Porsche Cayman GT4 RS
From one Porsche hasn’t confirmed to one it has, the new Cayman GT4 RS. Ever since the first 911 GT3 in 1999 Porsche fans across the globe have wondered what a proper GT Cayman would look like. The GT4 got close, but it wasn’t quite the same as a full-on GT3. This is that car, with the new GT4 RS moniker and the same 510PS (375kW) flat-six engine as the new 992 GT3.
Take a Lotus Exige, cover it in a new carbon-fibre body, reincarnate a historic name, and trust the development work to a former F1 champion who also happens to be one of the company’s owners. This is the Radford Type 62/2, the product of a project led in part by Jenson Button. Only 62 cars will be made, of which some will have 436PS (321kW) from a Lotus Exige, 3.5-litre V6, ‘Gold Leaf’ cars will have 507PS (373kW) and 12 John Player Special cars will throw down 608PS (447kW). Goodness.
The all-new Range Rover is coming, and it’ll cost from £94,000. A hefty sum, but this is the most advanced Range Rover ever, with a range that includes four, five or seven seats, a standard or long wheelbase, and petrol and diesel hybrid powertrains.

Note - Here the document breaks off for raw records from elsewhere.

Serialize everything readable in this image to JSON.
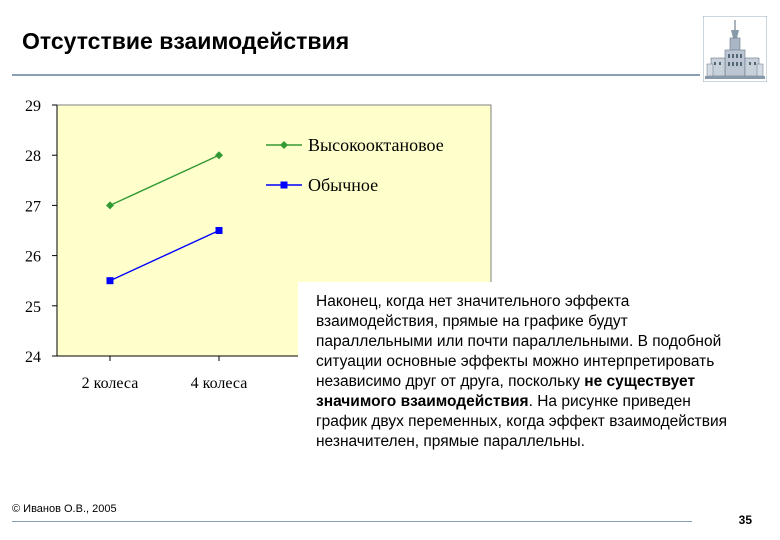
{
  "slide": {
    "title": "Отсутствие взаимодействия",
    "callout": {
      "part1": "Наконец, когда нет значительного эффекта взаимодействия, прямые на графике будут параллельными или почти параллельными. В подобной ситуации основные эффекты можно интерпретировать независимо друг от друга, поскольку ",
      "bold": "не существует значимого взаимодействия",
      "part2": ". На рисунке приведен график двух переменных, когда эффект взаимодействия незначителен, прямые параллельны."
    },
    "footer_copyright": "© Иванов О.В., 2005",
    "page_number": "35"
  },
  "colors": {
    "plot_background": "#ffffcc",
    "series_high_octane": "#339933",
    "series_regular": "#0000ff",
    "rules": "#8a9fb3"
  },
  "chart_data": {
    "type": "line",
    "categories": [
      "2 колеса",
      "4 колеса"
    ],
    "series": [
      {
        "name": "Высокооктановое",
        "values": [
          27,
          28
        ],
        "color": "#339933",
        "marker": "diamond"
      },
      {
        "name": "Обычное",
        "values": [
          25.5,
          26.5
        ],
        "color": "#0000ff",
        "marker": "square"
      }
    ],
    "ylim": [
      24,
      29
    ],
    "yticks": [
      24,
      25,
      26,
      27,
      28,
      29
    ],
    "legend": "top-right",
    "grid": false
  }
}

Ultimately, this new car should be just as capable, if not more so, at climbing every mountain and fording every stream.
Toyota GR 86
We might not get the Nissan but we will get this, the new Toyota GR 86. A successor to the excellent, if not quite as popular as it should have been, GT86, the new car uses a larger and more powerful 2.4-litre four-cylinder boxer engine, with 235PS (173kW). It weighs more or less the same as the GT86, at 1,270kg, is loaded with more technology, still comes with a six-speed manual and is still rear-wheel-drive. We can’t wait to have a go.